Missile warning sensor undergoes testing
Raytheon Co. has finished testing an infrared missile warning sensor that will serve as a central component of the Air Force’s Third Generation Infrared Surveillance system.
Raytheon Co. has finished testing an infrared missile warning sensor that will serve as a central component of the Air Force’s Third Generation Infrared Surveillance system.
The so-called staring sensor takes advantage of Raytheon’s large-format, focal-plane arrays and is designed to detect and track dimmer objects than current sensors can, company officials said March 2. A key feature is its ability to monitor an entire hemisphere from a single telescope, they said.
The Waltham, Mass., contractor conducted the tests at its space manufacturing facility in El Segundo, Calif. The tests addressed vibration, electromagnetic interference and thermal vacuum conditions to confirm that the sensor would perform as required.
Sensors now in use for missile detection and warning rely on scanning mechanisms to perform Earth surveillance, but Raytheon’s sensor capitalizes on recent advances in focal plane technology to directly view the desired area without scanning, the officials said.

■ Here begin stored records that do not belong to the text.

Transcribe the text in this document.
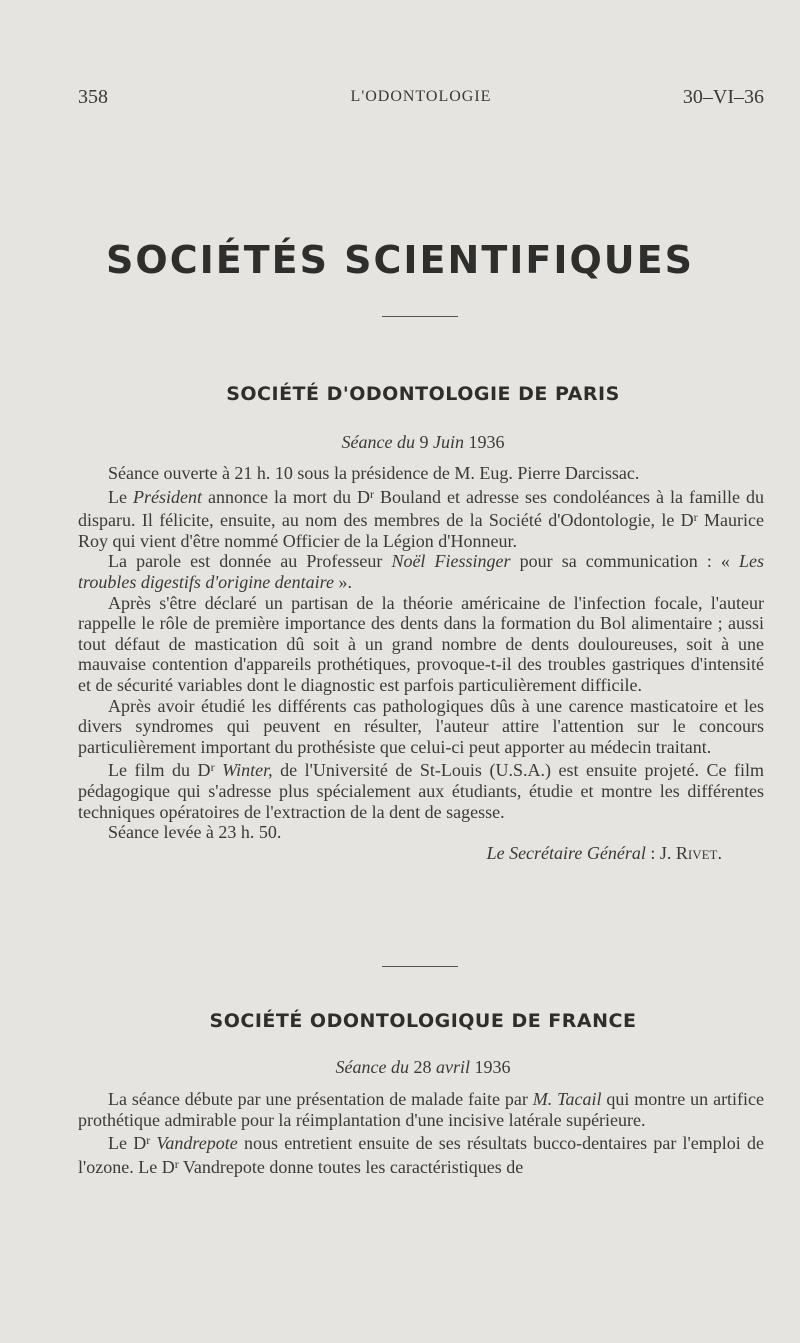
358	L'ODONTOLOGIE	30–VI–36
SOCIÉTÉS SCIENTIFIQUES
SOCIÉTÉ D'ODONTOLOGIE DE PARIS
Séance du 9 Juin 1936

Séance ouverte à 21 h. 10 sous la présidence de M. Eug. Pierre Darcissac.

Le Président annonce la mort du $D^r$ Bouland et adresse ses condoléances à la famille du disparu. Il félicite, ensuite, au nom des membres de la Société d'Odontologie, le $D^r$ Maurice Roy qui vient d'être nommé Officier de la Légion d'Honneur.

La parole est donnée au Professeur Noël Fiessinger pour sa communication : « Les troubles digestifs d'origine dentaire ».

Après s'être déclaré un partisan de la théorie américaine de l'infection focale, l'auteur rappelle le rôle de première importance des dents dans la formation du Bol alimentaire ; aussi tout défaut de mastication dû soit à un grand nombre de dents douloureuses, soit à une mauvaise contention d'appareils prothétiques, provoque-t-il des troubles gastriques d'intensité et de sécurité variables dont le diagnostic est parfois particulièrement difficile.

Après avoir étudié les différents cas pathologiques dûs à une carence masticatoire et les divers syndromes qui peuvent en résulter, l'auteur attire l'attention sur le concours particulièrement important du prothésiste que celui-ci peut apporter au médecin traitant.

Le film du $D^r$ Winter, de l'Université de St-Louis (U.S.A.) est ensuite projeté. Ce film pédagogique qui s'adresse plus spécialement aux étudiants, étudie et montre les différentes techniques opératoires de l'extraction de la dent de sagesse.

Séance levée à 23 h. 50.

Le Secrétaire Général : J. Rivet.
SOCIÉTÉ ODONTOLOGIQUE DE FRANCE
Séance du 28 avril 1936

La séance débute par une présentation de malade faite par M. Tacail qui montre un artifice prothétique admirable pour la réimplantation d'une incisive latérale supérieure.

Le $D^r$ Vandrepote nous entretient ensuite de ses résultats bucco-dentaires par l'emploi de l'ozone. Le $D^r$ Vandrepote donne toutes les caractéristiques de
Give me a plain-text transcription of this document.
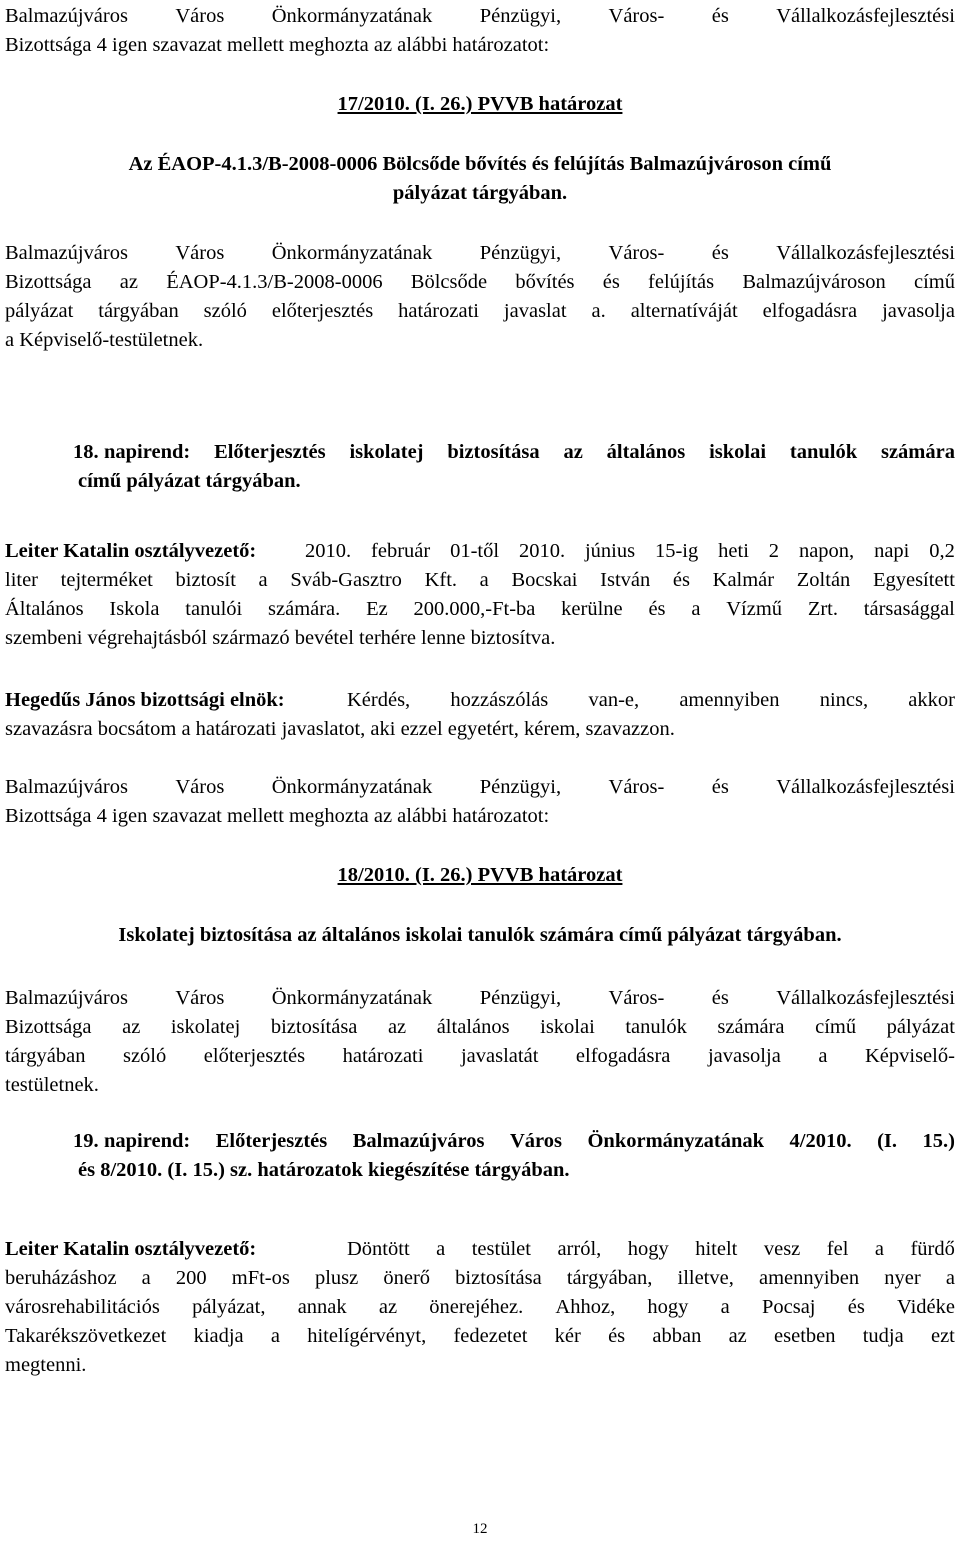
Balmazújváros Város Önkormányzatának Pénzügyi, Város- és Vállalkozásfejlesztési
Bizottsága 4 igen szavazat mellett meghozta az alábbi határozatot:
17/2010. (I. 26.) PVVB határozat
Az ÉAOP-4.1.3/B-2008-0006 Bölcsőde bővítés és felújítás Balmazújvároson című
pályázat tárgyában.
Balmazújváros Város Önkormányzatának Pénzügyi, Város- és Vállalkozásfejlesztési
Bizottsága az ÉAOP-4.1.3/B-2008-0006 Bölcsőde bővítés és felújítás Balmazújvároson című
pályázat tárgyában szóló előterjesztés határozati javaslat a. alternatíváját elfogadásra javasolja
a Képviselő-testületnek.
18. napirend: Előterjesztés iskolatej biztosítása az általános iskolai tanulók számára
című pályázat tárgyában.
Leiter Katalin osztályvezető: 2010. február 01-től 2010. június 15-ig heti 2 napon, napi 0,2
liter tejterméket biztosít a Sváb-Gasztro Kft. a Bocskai István és Kalmár Zoltán Egyesített
Általános Iskola tanulói számára. Ez 200.000,-Ft-ba kerülne és a Vízmű Zrt. társasággal
szembeni végrehajtásból származó bevétel terhére lenne biztosítva.
Hegedűs János bizottsági elnök:	Kérdés, hozzászólás van-e, amennyiben nincs, akkor
szavazásra bocsátom a határozati javaslatot, aki ezzel egyetért, kérem, szavazzon.
Balmazújváros Város Önkormányzatának Pénzügyi, Város- és Vállalkozásfejlesztési
Bizottsága 4 igen szavazat mellett meghozta az alábbi határozatot:
18/2010. (I. 26.) PVVB határozat
Iskolatej biztosítása az általános iskolai tanulók számára című pályázat tárgyában.
Balmazújváros Város Önkormányzatának Pénzügyi, Város- és Vállalkozásfejlesztési
Bizottsága az iskolatej biztosítása az általános iskolai tanulók számára című pályázat
tárgyában szóló előterjesztés határozati javaslatát elfogadásra javasolja a Képviselő-
testületnek.
19. napirend: Előterjesztés Balmazújváros Város Önkormányzatának 4/2010. (I. 15.)
és 8/2010. (I. 15.) sz. határozatok kiegészítése tárgyában.
Leiter Katalin osztályvezető:	Döntött a testület arról, hogy hitelt vesz fel a fürdő
beruházáshoz a 200 mFt-os plusz önerő biztosítása tárgyában, illetve, amennyiben nyer a
városrehabilitációs pályázat, annak az önerejéhez. Ahhoz, hogy a Pocsaj és Vidéke
Takarékszövetkezet kiadja a hitelígérvényt, fedezetet kér és abban az esetben tudja ezt
megtenni.
12
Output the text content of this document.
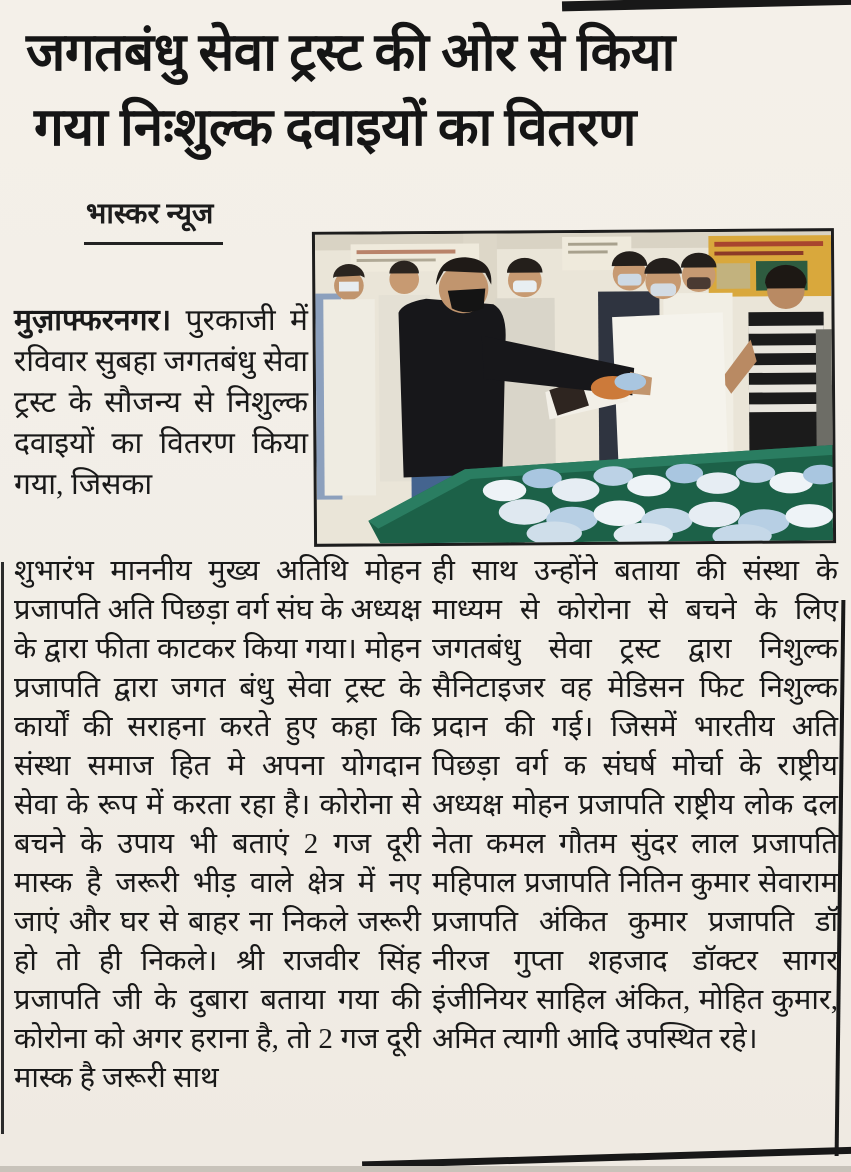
जगतबंधु सेवा ट्रस्ट की ओर से किया
गया निःशुल्क दवाइयों का वितरण
भास्कर न्यूज

मुज़ाफ्फरनगर। पुरकाजी में रविवार सुबहा जगतबंधु सेवा ट्रस्ट के सौजन्य से निशुल्क दवाइयों का वितरण किया गया, जिसका

शुभारंभ माननीय मुख्य अतिथि मोहन प्रजापति अति पिछड़ा वर्ग संघ के अध्यक्ष के द्वारा फीता काटकर किया गया। मोहन प्रजापति द्वारा जगत बंधु सेवा ट्रस्ट के कार्यों की सराहना करते हुए कहा कि संस्था समाज हित मे अपना योगदान सेवा के रूप में करता रहा है। कोरोना से बचने के उपाय भी बताएं 2 गज दूरी मास्क है जरूरी भीड़ वाले क्षेत्र में नए जाएं और घर से बाहर ना निकले जरूरी हो तो ही निकले। श्री राजवीर सिंह प्रजापति जी के दुबारा बताया गया की कोरोना को अगर हराना है, तो 2 गज दूरी मास्क है जरूरी साथ

ही साथ उन्होंने बताया की संस्था के माध्यम से कोरोना से बचने के लिए जगतबंधु सेवा ट्रस्ट द्वारा निशुल्क सैनिटाइजर वह मेडिसन फिट निशुल्क प्रदान की गई। जिसमें भारतीय अति पिछड़ा वर्ग क संघर्ष मोर्चा के राष्ट्रीय अध्यक्ष मोहन प्रजापति राष्ट्रीय लोक दल नेता कमल गौतम सुंदर लाल प्रजापति महिपाल प्रजापति नितिन कुमार सेवाराम प्रजापति अंकित कुमार प्रजापति डॉ नीरज गुप्ता शहजाद डॉक्टर सागर इंजीनियर साहिल अंकित, मोहित कुमार, अमित त्यागी आदि उपस्थित रहे।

The Air Force Space and Missile Systems Center sponsors the Third Generation Infrared Surveillance system, and the Air Force Research Laboratory’s Space Vehicles Directorate in Albuquerque, N.M., manages the program.
The program seeks to demonstrate that wide-field-of-view sensors can maintain persistent Earth surveillance for missile warning in a relatively small, low-risk and easily assembled package.